The Working for Workers Act, 2023 receives Royal Assent
Those who take advantage of vulnerable workers could face millions in fines.
The Working for Workers Act, 2023 recently received Royal Assent, which means that Ontario now has the highest maximum corporate fine under workplace health and safety legislation in Canada.
In March 2023, the Ontario government announced a new legislation that amended the Occupational Health and Safety Act (OSHA) to increase the maximum fine for corporations convicted of an offence under the OHSA from $1.5 million to $2 million.
“Anyone who preys on vulnerable members in our community has no place in our society,” said Monte McNaughton, Minister of Labour, Immigration, Training and Skills Development back in March. “If you think you’re going to deny someone’s basic human rights by withholding their passport, we’re going to hit your pocketbook, and you will be behind bars for a long time. We will continue to use every tool in our toolbox to ensure Ontario is a province where hard work pays off and big dreams come true.”
There have been several revisions to Ontario employment legislation now that the act has received Royal Assent to keep in mind.
Most notably, increased fines are now the highest in Canada. These changes, which came into effect on October 26, 2023, include a maximum fine $1,500,000 to $2,000,000 for a violation of the Occupational Health and Safety Act (OHSA). The maximum penalties under the Employment Protection for Foreign Nationals Act, 2009 have also been increased for employers who are convicted of withholding a work permit or worker passport.
Employees will now have the eligibility for enhanced notices for mass termination that those who work in offices are entitled to under Ontario’s Employment Standards Act (ESA). There has also been an ammendment to the definition of “establishment” which now includes employees’ homes as opposed to only locations where employers carry out business.

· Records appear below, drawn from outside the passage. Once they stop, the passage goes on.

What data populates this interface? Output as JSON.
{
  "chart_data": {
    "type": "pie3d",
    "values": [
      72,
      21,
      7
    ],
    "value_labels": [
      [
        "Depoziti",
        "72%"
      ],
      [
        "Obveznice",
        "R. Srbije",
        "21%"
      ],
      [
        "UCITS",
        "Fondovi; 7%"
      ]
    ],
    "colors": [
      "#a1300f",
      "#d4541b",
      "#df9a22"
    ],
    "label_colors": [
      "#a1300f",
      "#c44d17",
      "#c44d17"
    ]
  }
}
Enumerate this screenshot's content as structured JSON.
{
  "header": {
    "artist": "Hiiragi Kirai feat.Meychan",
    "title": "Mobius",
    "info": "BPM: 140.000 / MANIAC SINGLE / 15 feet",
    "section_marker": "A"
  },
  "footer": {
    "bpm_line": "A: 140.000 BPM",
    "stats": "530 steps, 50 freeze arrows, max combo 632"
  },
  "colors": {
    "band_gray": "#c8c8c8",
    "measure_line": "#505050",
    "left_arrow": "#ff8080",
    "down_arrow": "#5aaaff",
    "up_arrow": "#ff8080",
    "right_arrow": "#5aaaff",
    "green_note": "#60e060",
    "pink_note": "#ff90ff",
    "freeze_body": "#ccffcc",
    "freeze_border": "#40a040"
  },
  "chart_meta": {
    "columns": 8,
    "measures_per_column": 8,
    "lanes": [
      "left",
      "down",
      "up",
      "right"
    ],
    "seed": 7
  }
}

In terms of new hires, the Lieutenant Governor in Council is now able to make regulations under the ESA which requires employers to provide employees details about their positions in a written format. For recruiters, licensing requirements in terms of compliance with the Employment Protection for Foreign Nationals Act, 2009, have also become more strict and includes refusals to either issue or renew them in cases where the applicant has failed to comply with this act.